I got laid off yesterday.
Thank God I wasn’t wearing my pajamas.
I went to work in my jammies yesterday – purple flannel with colorful owls on them, plus my hair in pigtails and toting a stuffed frog. It was Halloween, we were encouraged to wear a costume. I went as a slumber party-goer. I thought, “Who DOESN’T want to go to work on Monday in her pajamblies?” Of course, there were only a handful who dressed up in the company and only two in my department – let’s face it, I can’t compete with a woman dressed as a whoopie cushion. So when I went home I changed into jeans and a shirt.
At three o’clock The Boss called me in and when he sat down, I let loose. I knew what was coming.
“You have GOT to be kidding me.”
Silence. Stunned. He and the HR woman shook their heads.
It’s not my first time at the rodeo, kids. When you get called in by your boss and the HR representative is there and she has a plain manila folder with a sheet or two of paper in it, mark my words: NO GOOD CAN COME OF IT.
They said they were sorry.
I glared at The Boss. “I told you, this is exactly what I didn’t want to have happen when I came here.”
He said, “I know.”
“I cannot believe this. I cannot believe this. You have got to be kidding me.”
<blah blah about the company making tough decisions, didn’t know this when they hired me fourth months ago, etc ad nauseum>
Finally I got up, got my stuff together, bid bon voyage to the co-workers and – ONCE AGAIN – set sail for the murky waters of unemployment. First port of call? Panictown.
I went home, posted on Facebook, and sat down with a Large Wine to watch Jerseyliscious until Husband arrived home. He’s good about assuaging the panic. Six hours later, around 2 am, I got up because it really started to hit me then.
Once again, I’m cast adrift from the safe anchor of a paycheck and health insurance.
Once again, we have to postpone starting a family because I can’t justify a baby without a steady paycheck and health insurance. And I’m no spring chicken so I might not get a chance at all.
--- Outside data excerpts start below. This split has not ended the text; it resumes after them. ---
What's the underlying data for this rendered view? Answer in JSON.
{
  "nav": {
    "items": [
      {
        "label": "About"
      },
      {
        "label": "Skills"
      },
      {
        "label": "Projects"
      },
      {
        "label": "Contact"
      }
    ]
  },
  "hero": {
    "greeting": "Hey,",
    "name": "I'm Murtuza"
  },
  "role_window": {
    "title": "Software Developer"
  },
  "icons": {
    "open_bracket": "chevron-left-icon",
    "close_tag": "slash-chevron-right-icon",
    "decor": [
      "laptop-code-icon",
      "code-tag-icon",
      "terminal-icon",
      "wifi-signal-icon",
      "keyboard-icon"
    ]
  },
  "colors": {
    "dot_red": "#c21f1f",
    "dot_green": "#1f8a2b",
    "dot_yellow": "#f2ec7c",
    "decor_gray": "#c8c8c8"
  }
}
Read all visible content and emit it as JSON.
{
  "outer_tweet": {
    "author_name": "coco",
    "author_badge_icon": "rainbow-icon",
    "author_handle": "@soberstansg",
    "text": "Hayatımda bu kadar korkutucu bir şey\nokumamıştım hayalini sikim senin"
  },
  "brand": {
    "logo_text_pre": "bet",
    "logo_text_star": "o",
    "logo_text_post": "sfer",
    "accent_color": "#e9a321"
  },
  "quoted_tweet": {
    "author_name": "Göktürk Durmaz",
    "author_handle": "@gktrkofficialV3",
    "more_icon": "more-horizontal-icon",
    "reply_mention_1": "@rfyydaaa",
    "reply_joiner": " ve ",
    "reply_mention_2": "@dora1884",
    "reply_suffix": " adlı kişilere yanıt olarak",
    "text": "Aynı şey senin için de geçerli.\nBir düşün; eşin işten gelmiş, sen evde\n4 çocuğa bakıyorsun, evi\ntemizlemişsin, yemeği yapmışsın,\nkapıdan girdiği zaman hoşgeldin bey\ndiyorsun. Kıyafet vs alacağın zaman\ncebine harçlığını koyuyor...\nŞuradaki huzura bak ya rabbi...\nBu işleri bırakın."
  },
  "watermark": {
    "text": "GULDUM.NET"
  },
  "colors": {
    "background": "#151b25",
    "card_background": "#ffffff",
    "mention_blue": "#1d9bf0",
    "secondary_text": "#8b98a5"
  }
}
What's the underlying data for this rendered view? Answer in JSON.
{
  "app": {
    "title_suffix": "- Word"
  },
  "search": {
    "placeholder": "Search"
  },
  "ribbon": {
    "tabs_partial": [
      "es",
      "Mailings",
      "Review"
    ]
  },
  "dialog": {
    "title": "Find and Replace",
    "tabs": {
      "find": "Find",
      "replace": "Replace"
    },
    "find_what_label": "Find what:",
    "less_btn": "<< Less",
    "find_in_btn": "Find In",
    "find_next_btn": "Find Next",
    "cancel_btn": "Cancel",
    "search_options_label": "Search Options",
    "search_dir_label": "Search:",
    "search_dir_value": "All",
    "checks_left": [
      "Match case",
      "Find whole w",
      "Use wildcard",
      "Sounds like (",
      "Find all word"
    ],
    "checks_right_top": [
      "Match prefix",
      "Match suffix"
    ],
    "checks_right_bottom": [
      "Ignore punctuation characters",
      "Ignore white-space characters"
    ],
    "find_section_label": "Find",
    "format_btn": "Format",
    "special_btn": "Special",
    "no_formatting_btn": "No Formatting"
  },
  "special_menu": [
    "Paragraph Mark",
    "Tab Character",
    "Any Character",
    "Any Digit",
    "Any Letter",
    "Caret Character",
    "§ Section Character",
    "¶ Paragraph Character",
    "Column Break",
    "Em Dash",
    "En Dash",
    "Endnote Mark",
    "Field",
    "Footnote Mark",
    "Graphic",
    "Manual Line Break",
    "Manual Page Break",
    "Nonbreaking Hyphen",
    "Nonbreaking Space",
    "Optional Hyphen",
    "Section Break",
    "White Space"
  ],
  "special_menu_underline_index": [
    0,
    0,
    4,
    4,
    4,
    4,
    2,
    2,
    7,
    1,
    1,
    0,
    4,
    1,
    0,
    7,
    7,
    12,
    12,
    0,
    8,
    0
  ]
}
Once again, I feel so much angry!! At the ex-friend who could’ve eased this panic, had she helped Husband two years ago into a better paying and more stable job instead of stabbing him in the back; and serious resentment toward my in-laws who could easily afford to HELP – to help with bills, to help Husband finish his nursing education sooner rather than later, instead of having to wait for classes to open up at the community college where he goes, anything, instead of asking why we can’t get our shit together.
Once again, I’m looking at long days of doing nothing, of feeling restless, of the company only from the anxiety of the situation.
And once again, I feel pathetic. Thirty-five years old and haven’t had a job for more than three years since 2003. I might miss my chance to have a family because my job situation has been so unstable. Husband is in nursing school, and sure, he’ll eventually finish and get a job but how long with that be from now? Classes are full at the community college, we can’t really afford the larger university or the private schools.
I usually am one to believe in signs from God, the Universe and Everything, but I just don’t know what the hell it’s trying to tell me.